I wonder if, when people hear the term “emotional eating”, they picture a broken-hearted ex sobbing into a bucket of ice cream, while binge-watching Bridget Jones’ Diary on rerun?

Sure, that qualifies as emotional eating. But, the intriguing thing is, for most people, emotional eating looks nothing like that.

Let’s pull up a stump, give each other a knowing nod, as we ponder this age-old question:

“Why do pizza and donuts make me fat, when pizza and donuts make me feel good? Life isn’t fair”

Ok, not one of the great philosophical debates of our time.

But, you and I both have a pretty good idea of what healthy eating looks like (e.g. it’s probably going to involve vegetables unless you’re neck-deep into the carnivore diet).

It’s not necessarily WHAT we are eating but where, when, how, and why, and who we eat with.

We mindlessly snack in front of the TV when we’re bored. We eat too many chips and salsa or too much bread when we are on a dinner date.

We graze on treats in the break room all day long to give us a brief reprieve from work stress. When we have a bad day, we treat ourselves with sweets, fast food, and alcohol.

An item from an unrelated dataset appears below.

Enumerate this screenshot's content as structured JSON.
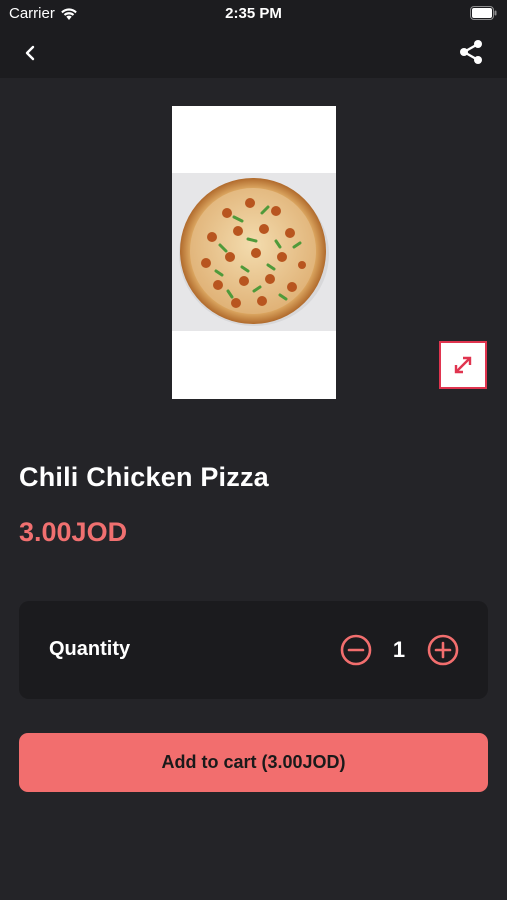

We eat when we are anxious, lonely, stressed, tired, bored, and even when we are happy.

But yet, probably the only time we actually NEED to eat, is when we’re truly physically hungry. But for most people, they actually have no clue what true hunger actually feels like.

That’s because we live in a snack-obsessed culture that teaches us to battle hunger like a Snickers-wielding Viking warrior.

But, what if (⚠️radical idea alert ⚠️) we actually allowed ourselves to feel hunger. Even sit with it for a period of time?

Because most people have lost touch with the physical sensation of genuine hunger. They have no idea what true hunger really feels like.

How can we fix this?

I like to split hunger into 2 categories: “above the neck” and “below the neck”. I think you can put 2 and 2 together here.

Now, it gets even better! I have a simple test to distinguish between the two. I call it the “plain food test”

If your stomach rumbling has you drooling over the prospect of eating celery and tuna with a side of boiled potatoes … you might actually be physically hungry. (Below the neck)

(e.g. “Would I eat [plain food] right now?”)

On the other hand, if you’re brain is dancing like a kid in a mud puddle at the thought of SMASHING an industrial-sized bag of Doritos … you’re probably experiencing “above the neck” hunger.

In other words, eating to meet an emotional need. Cravings tend to be very specific, whereas physical hunger is quite broad and general.

Learning to distinguish between the two “hungers” is a skill that takes awareness and conscious thought.

When you first get that rumbling feeling, ask “Would I eat [plain food] right now?”

The real challenge here is, once you acknowledge that you’re not actually physically hungry (e.g. you’re not eating to meet a physiological need) … what do you do next?

The easy answer is “give in to the craving to make it go away, and try again tomorrow” …

That solution, of course, is the beginning of a habit that becomes harder to break with every incident. The easy way becomes the impossible way.

The reality is, eventually, should you want to move forward with your health goals, you’ll need to be able to sit with discomfort for a period of time, and begin to cultivate resilience.

However, this doesn’t mean sitting on your hands trying to white knuckle your craving away.

Rather, instead of just trying to erase the discomfort as quickly as possible, actually approach it with curiosity.

“What am I actually looking for here, and what is making me uncomfortable?”

Stress relief? A difficult emotion? A way to celebrate? Avoiding a difficult conversation?

Once you then have an idea of what you’re dealing with, you can look to address the actual problem, or at least choose a way of soothing yourself in the moment, that doesn’t involve food.